‘People who hold $460,000 jobs don’t give them up’

Indiana House Speaker Todd Huston’s duties as a state legislator meshed just fine with his responsibilities as an official of the College Board for nearly 10 years.

Then something changed. Huston’s $460,738 job with the testing organization fell victim to the right’s contrived war against so-called critical race theory.

Indiana Statehouse

The speaker stepped down from his position as senior vice president of the College Board two weeks ago after questions were raised about his support for House Bill 1134. As approved by the House, it would have restricted teaching about “divisive concepts” regarding race, sex and religion and required teachers to post lesson plans online so parents could opt out.

As speaker, Huston typically votes on bills only to break a tie or to signal that the measure is a priority for House Republicans. He voted for HB 1134, which passed, 60-37.

The legislation is part of a national campaign, playing out in state legislatures and elections, aimed at fighting “diversity, equity and inclusion” programs and curricula in school. And it’s in direct opposition to the culture of diversity and inclusion the College Board claims to favor.

I’m not sure how this contradiction came to widespread attention, but it did. Around Jan. 20, teacher and writer Anne Lutz Fernandez started asking on Twitter why the College Board had been silent on the anti-CRT campaign. Some of her followers noted that Huston was promoting HB 1134 while drawing a big paycheck from the College Board.
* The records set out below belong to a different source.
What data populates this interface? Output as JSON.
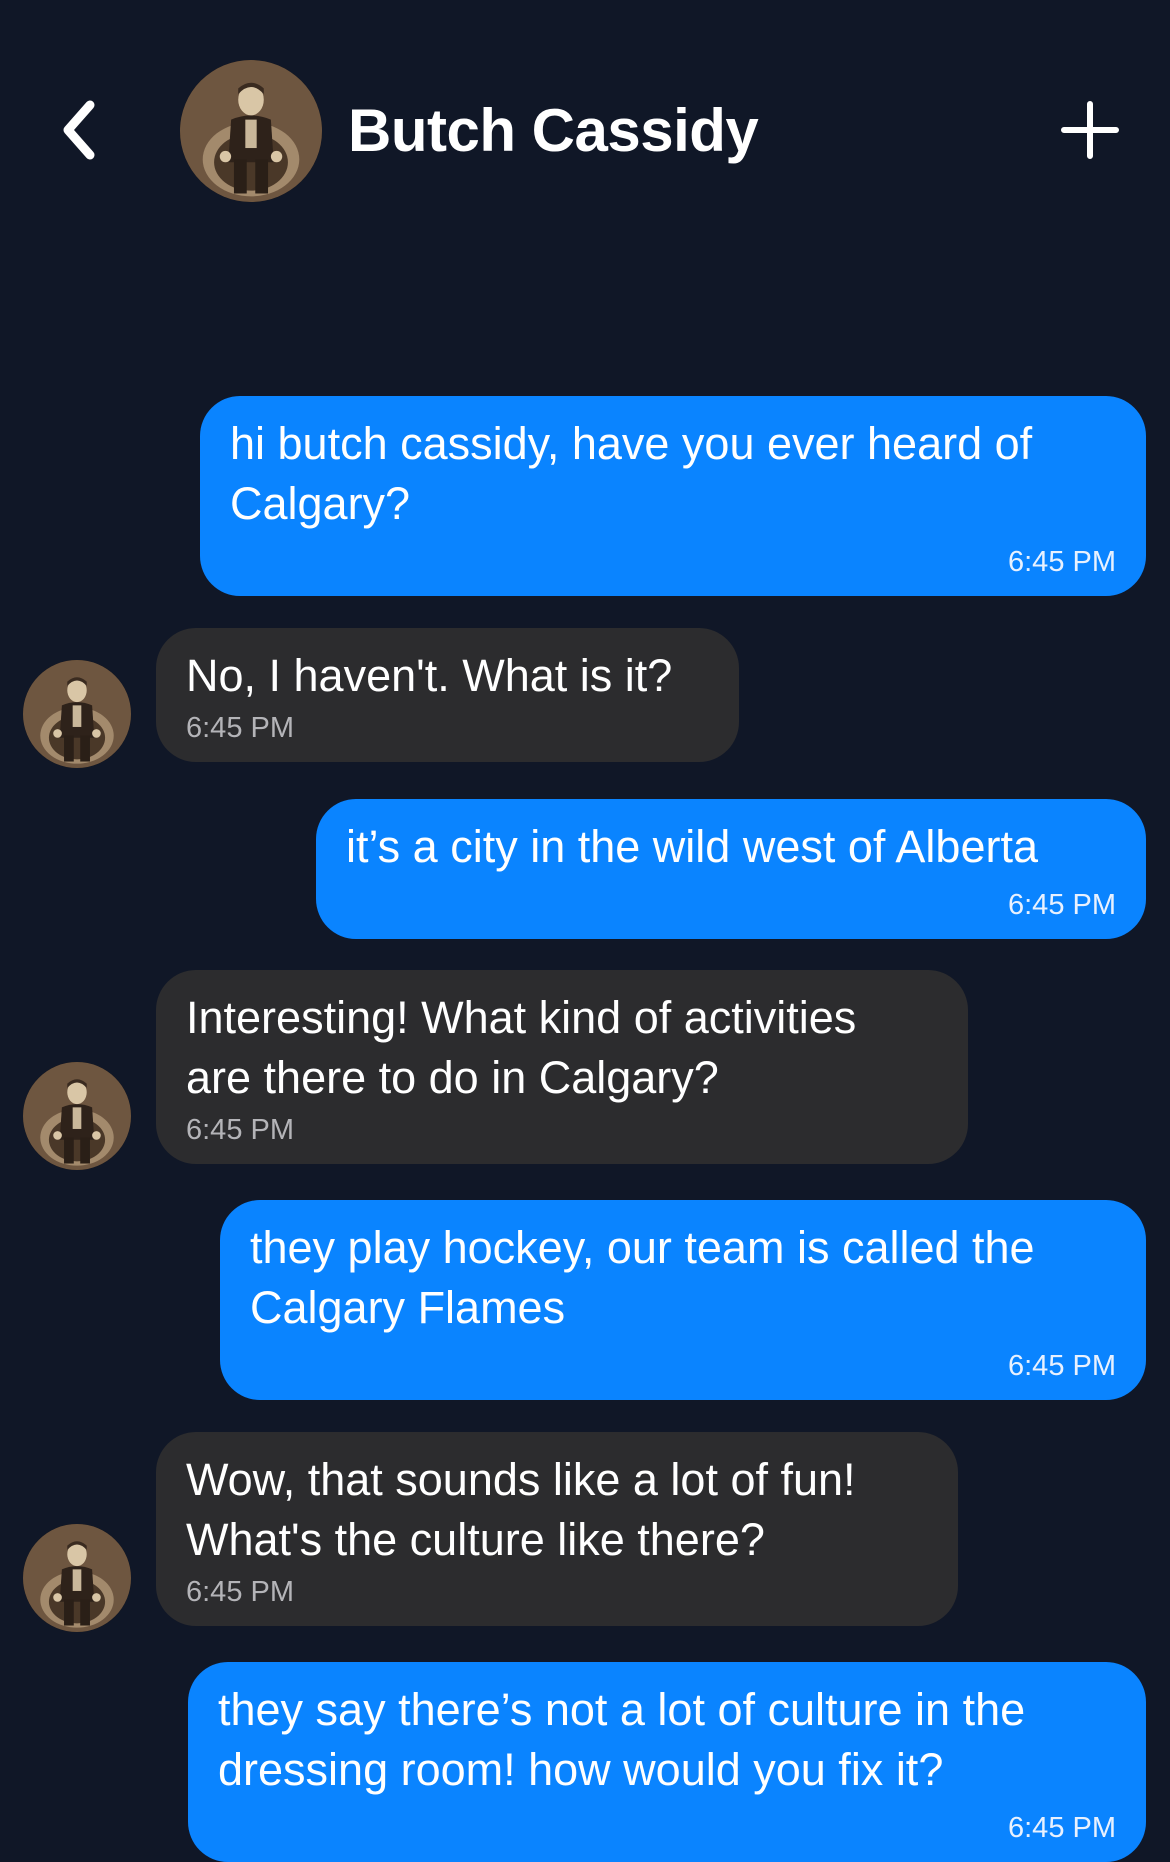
{
  "header": {
    "contact_name": "Butch Cassidy",
    "back_icon": "chevron-left-icon",
    "add_icon": "plus-icon"
  },
  "colors": {
    "background": "#101727",
    "user_bubble": "#0a84ff",
    "bot_bubble": "#2c2c2e"
  },
  "messages": [
    {
      "sender": "user",
      "text": "hi butch cassidy, have you ever heard of\nCalgary?",
      "time": "6:45 PM"
    },
    {
      "sender": "bot",
      "text": "No, I haven't. What is it?",
      "time": "6:45 PM"
    },
    {
      "sender": "user",
      "text": "it’s a city in the wild west of Alberta",
      "time": "6:45 PM"
    },
    {
      "sender": "bot",
      "text": "Interesting! What kind of activities\nare there to do in Calgary?",
      "time": "6:45 PM"
    },
    {
      "sender": "user",
      "text": "they play hockey, our team is called the\nCalgary Flames",
      "time": "6:45 PM"
    },
    {
      "sender": "bot",
      "text": "Wow, that sounds like a lot of fun!\nWhat's the culture like there?",
      "time": "6:45 PM"
    },
    {
      "sender": "user",
      "text": "they say there’s not a lot of culture in the\ndressing room! how would you fix it?",
      "time": "6:45 PM"
    }
  ]
}
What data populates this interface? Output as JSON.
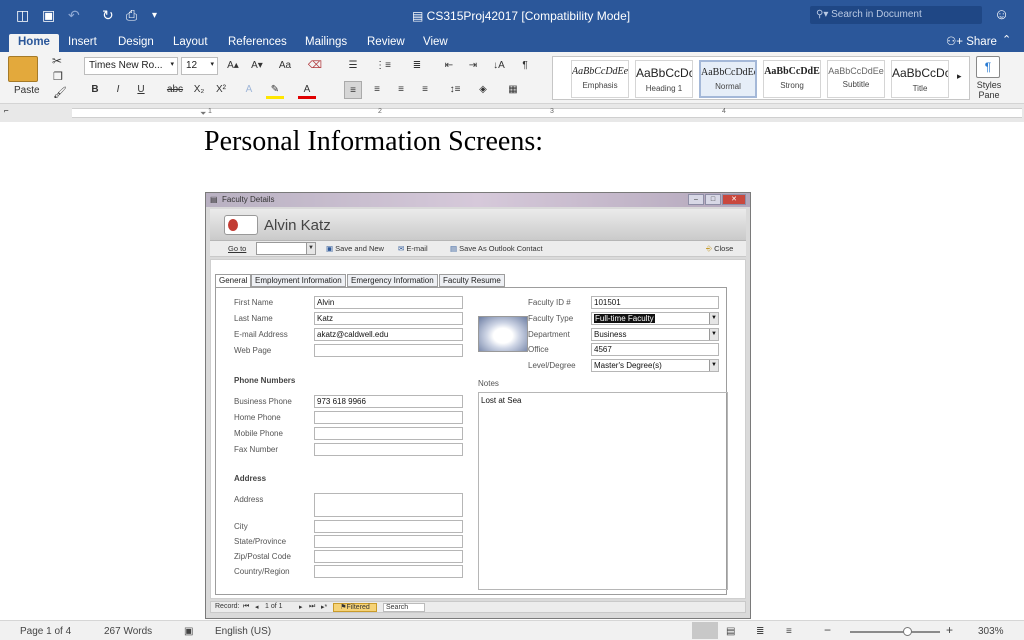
{
  "app": {
    "document_title": "CS315Proj42017 [Compatibility Mode]",
    "search_placeholder": "Search in Document",
    "share_label": "Share"
  },
  "ribbon_tabs": [
    "Home",
    "Insert",
    "Design",
    "Layout",
    "References",
    "Mailings",
    "Review",
    "View"
  ],
  "home": {
    "paste_label": "Paste",
    "font_name": "Times New Ro...",
    "font_size": "12",
    "styles": [
      {
        "sample": "AaBbCcDdEe",
        "name": "Emphasis"
      },
      {
        "sample": "AaBbCcDc",
        "name": "Heading 1"
      },
      {
        "sample": "AaBbCcDdEe",
        "name": "Normal"
      },
      {
        "sample": "AaBbCcDdE",
        "name": "Strong"
      },
      {
        "sample": "AaBbCcDdEe",
        "name": "Subtitle"
      },
      {
        "sample": "AaBbCcDc",
        "name": "Title"
      }
    ],
    "styles_pane_label": "Styles Pane"
  },
  "ruler": {
    "marks": [
      "1",
      "2",
      "3",
      "4"
    ]
  },
  "document": {
    "heading": "Personal Information Screens:"
  },
  "access": {
    "window_title": "Faculty Details",
    "full_name": "Alvin Katz",
    "toolbar": {
      "goto": "Go to",
      "save_new": "Save and New",
      "email": "E-mail",
      "save_outlook": "Save As Outlook Contact",
      "close": "Close"
    },
    "tabs": [
      "General",
      "Employment Information",
      "Emergency Information",
      "Faculty Resume"
    ],
    "labels": {
      "first_name": "First Name",
      "last_name": "Last Name",
      "email": "E-mail Address",
      "web_page": "Web Page",
      "phone_numbers": "Phone Numbers",
      "business_phone": "Business Phone",
      "home_phone": "Home Phone",
      "mobile_phone": "Mobile Phone",
      "fax_number": "Fax Number",
      "address_section": "Address",
      "address": "Address",
      "city": "City",
      "state": "State/Province",
      "zip": "Zip/Postal Code",
      "country": "Country/Region",
      "faculty_id": "Faculty ID #",
      "faculty_type": "Faculty Type",
      "department": "Department",
      "office": "Office",
      "level_degree": "Level/Degree",
      "notes": "Notes"
    },
    "values": {
      "first_name": "Alvin",
      "last_name": "Katz",
      "email": "akatz@caldwell.edu",
      "web_page": "",
      "business_phone": "973 618 9966",
      "faculty_id": "101501",
      "faculty_type": "Full-time Faculty",
      "department": "Business",
      "office": "4567",
      "level_degree": "Master's Degree(s)",
      "notes": "Lost at Sea"
    },
    "record_nav": {
      "record_label": "Record:",
      "position": "1 of 1",
      "filter": "Filtered",
      "search": "Search"
    }
  },
  "status": {
    "page": "Page 1 of 4",
    "words": "267 Words",
    "language": "English (US)",
    "zoom": "303%",
    "zoom_fraction": 0.63
  }
}
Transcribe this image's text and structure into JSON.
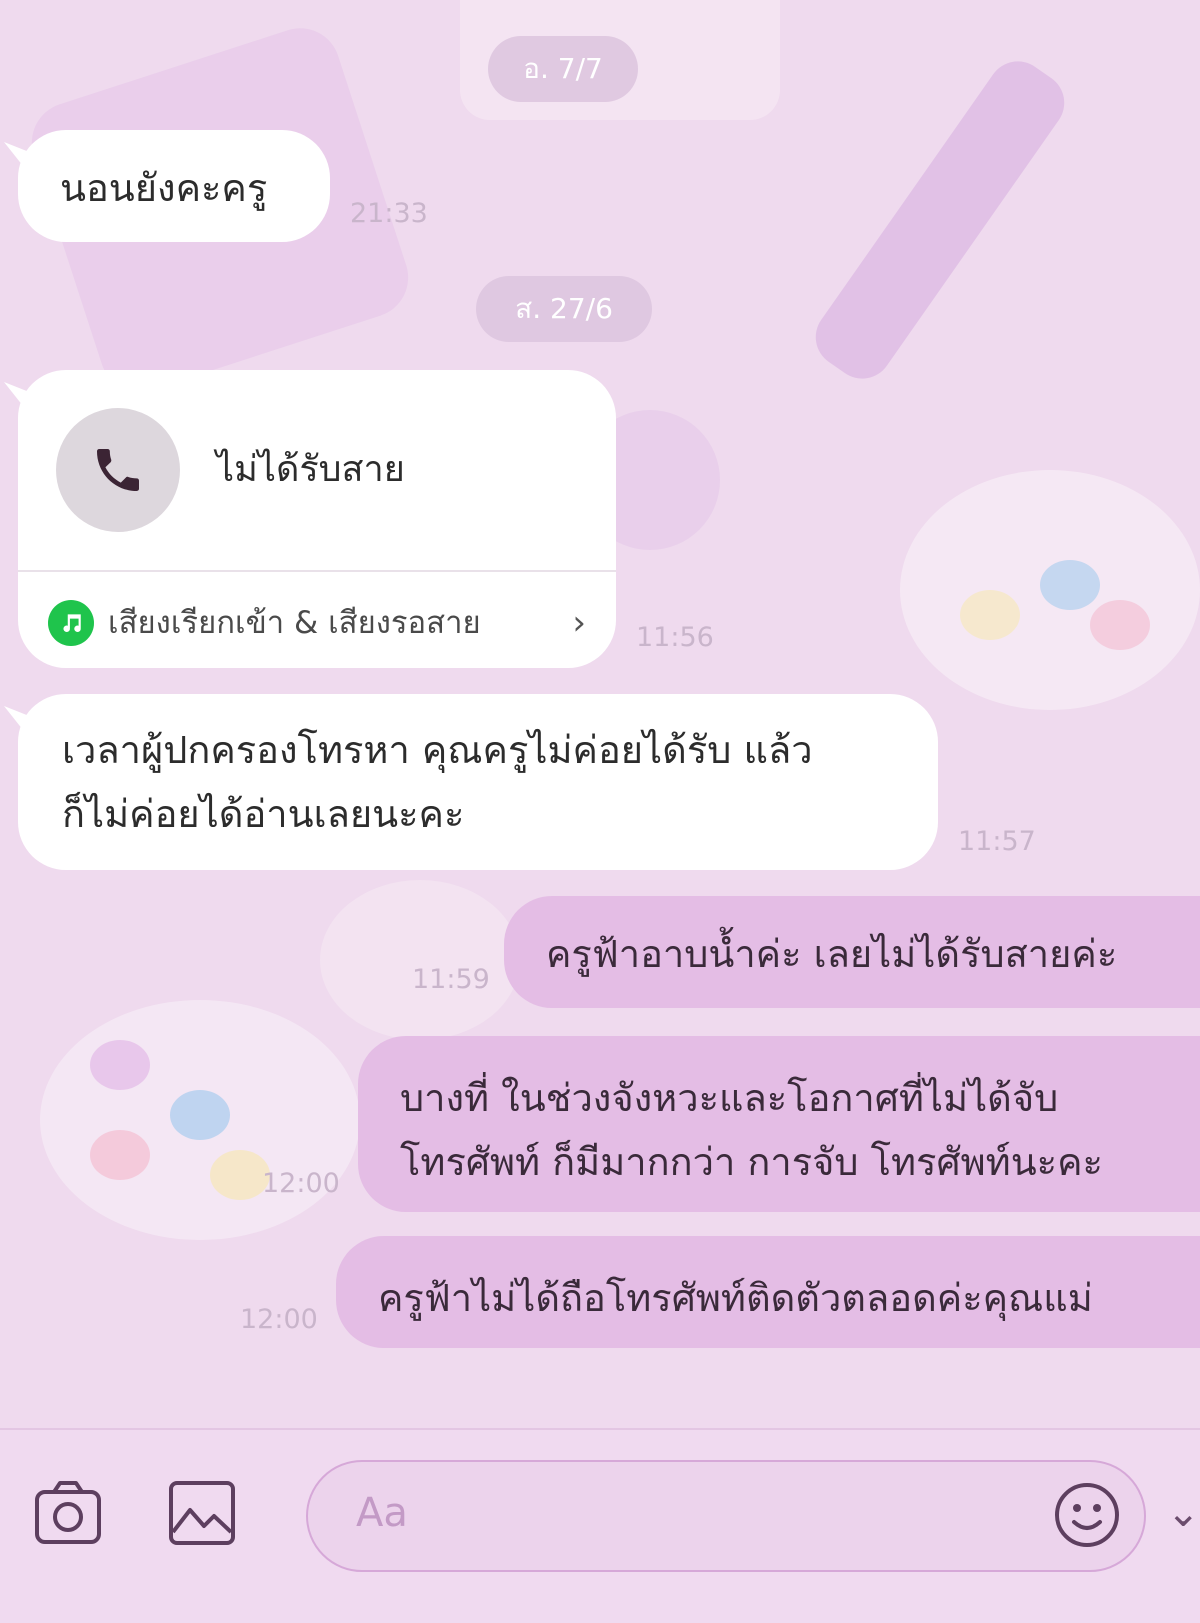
{
  "colors": {
    "background": "#efdaee",
    "incoming_bubble": "#ffffff",
    "outgoing_bubble": "#e4bde5",
    "timestamp": "#c9b5cb",
    "music_badge": "#1fc44c"
  },
  "chat": {
    "date_1": "อ. 7/7",
    "msg_1": {
      "text": "นอนยังคะครู",
      "time": "21:33"
    },
    "date_2": "ส. 27/6",
    "call_card": {
      "icon": "phone-icon",
      "label": "ไม่ได้รับสาย",
      "ringtone_label": "เสียงเรียกเข้า & เสียงรอสาย",
      "ringtone_icon": "music-note-icon",
      "chevron_icon": "chevron-right-icon",
      "time": "11:56"
    },
    "msg_2": {
      "line1": "เวลาผู้ปกครองโทรหา คุณครูไม่ค่อยได้รับ แล้ว",
      "line2": "ก็ไม่ค่อยได้อ่านเลยนะคะ",
      "time": "11:57"
    },
    "out_1": {
      "text": "ครูฟ้าอาบน้ำค่ะ เลยไม่ได้รับสายค่ะ",
      "time": "11:59"
    },
    "out_2": {
      "line1": "บางที่ ในช่วงจังหวะและโอกาศที่ไม่ได้จับ",
      "line2": "โทรศัพท์ ก็มีมากกว่า การจับ โทรศัพท์นะคะ",
      "time": "12:00"
    },
    "out_3": {
      "text": "ครูฟ้าไม่ได้ถือโทรศัพท์ติดตัวตลอดค่ะคุณแม่",
      "time": "12:00"
    }
  },
  "input_bar": {
    "camera_icon": "camera-icon",
    "image_icon": "image-icon",
    "placeholder": "Aa",
    "emoji_icon": "smiley-icon"
  }
}
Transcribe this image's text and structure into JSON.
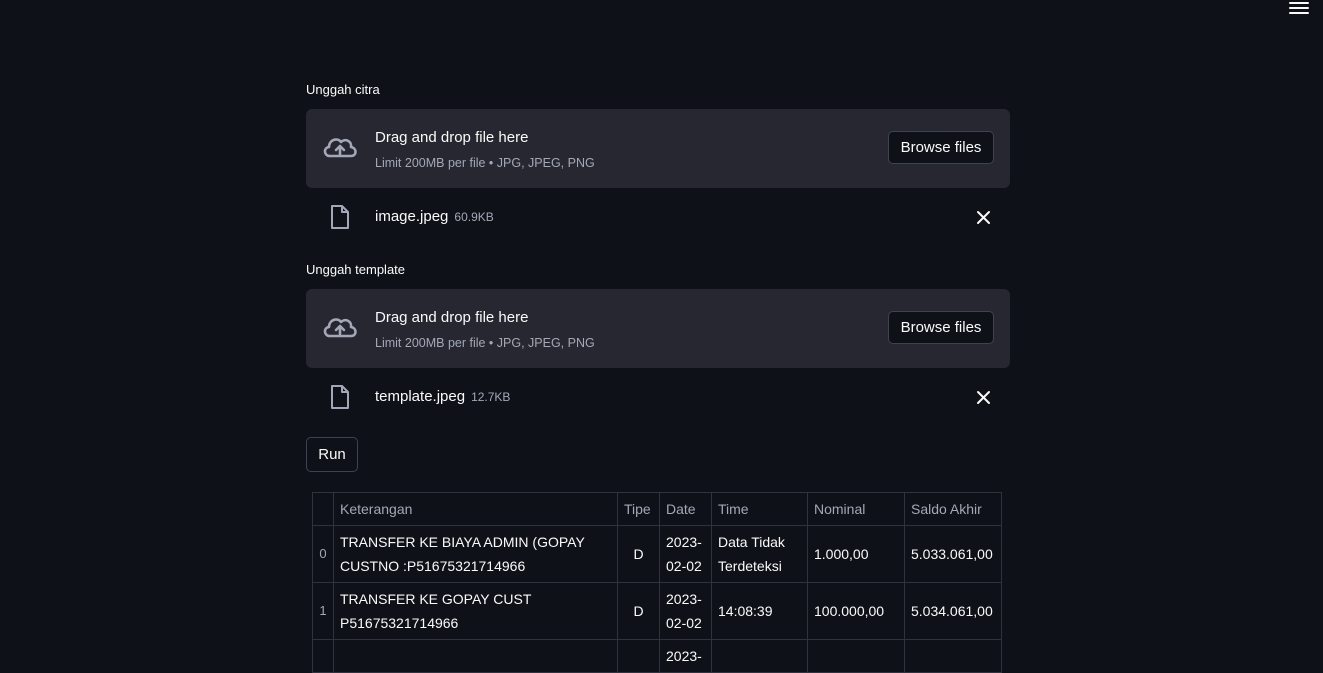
{
  "uploaders": [
    {
      "label": "Unggah citra",
      "drop_text": "Drag and drop file here",
      "limit_text": "Limit 200MB per file • JPG, JPEG, PNG",
      "browse_label": "Browse files",
      "file": {
        "name": "image.jpeg",
        "size": "60.9KB"
      }
    },
    {
      "label": "Unggah template",
      "drop_text": "Drag and drop file here",
      "limit_text": "Limit 200MB per file • JPG, JPEG, PNG",
      "browse_label": "Browse files",
      "file": {
        "name": "template.jpeg",
        "size": "12.7KB"
      }
    }
  ],
  "run_label": "Run",
  "table": {
    "headers": [
      "",
      "Keterangan",
      "Tipe",
      "Date",
      "Time",
      "Nominal",
      "Saldo Akhir"
    ],
    "rows": [
      {
        "index": "0",
        "keterangan_1": "TRANSFER KE BIAYA ADMIN (GOPAY",
        "keterangan_2": "CUSTNO :P51675321714966",
        "tipe": "D",
        "date_1": "2023-",
        "date_2": "02-02",
        "time_1": "Data Tidak",
        "time_2": "Terdeteksi",
        "nominal": "1.000,00",
        "saldo": "5.033.061,00"
      },
      {
        "index": "1",
        "keterangan_1": "TRANSFER KE GOPAY CUST",
        "keterangan_2": "P51675321714966",
        "tipe": "D",
        "date_1": "2023-",
        "date_2": "02-02",
        "time_1": "14:08:39",
        "time_2": "",
        "nominal": "100.000,00",
        "saldo": "5.034.061,00"
      },
      {
        "index": "",
        "keterangan_1": "",
        "keterangan_2": "",
        "tipe": "",
        "date_1": "2023-",
        "date_2": "",
        "time_1": "",
        "time_2": "",
        "nominal": "",
        "saldo": ""
      }
    ]
  },
  "colors": {
    "background": "#0e1117",
    "dropzone": "#262730",
    "text": "#fafafa",
    "muted": "#a3a8b8",
    "border": "#30333d"
  },
  "icons": [
    "hamburger-menu-icon",
    "cloud-upload-icon",
    "file-icon",
    "close-icon"
  ]
}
About the same time, voting-rights activist Santiago Mayer went on a tear, launching a #FireToddHuston hashtag on Twitter. The issue seemed to reach critical mass on Feb. 7, when Judd Legum wrote about Huston on his accountability news site Popular Information. When Indy Star reporters reached out to the College Board for comment, they learned Huston was no longer working there.

Huston issued a statement saying he left voluntarily after contemplating “how I could best balance the tremendous level of responsibility required in my substantial role at the College Board and as a public servant.” But balancing the jobs apparently wasn’t a problem for 10 years. And Huston has held the job of speaker since May 2020, so those duties weren’t new. As Indy Star columnist James Briggs wrote, “People who hold $460,000-a-year jobs don’t want to give them up.”

Until this month, the College Board apparently had no problem with Huston’s balancing act. It was happy to pay him a nearly half-million-dollar salary even while he spent months on end tending legislative business. (His compensation as a legislator in 2021 was $76,586).

Detail from College Board IRS Form 990 from 2019 (Source: Guidestar)

Here’s the thing: Few people have had a greater influence on Indiana education policy.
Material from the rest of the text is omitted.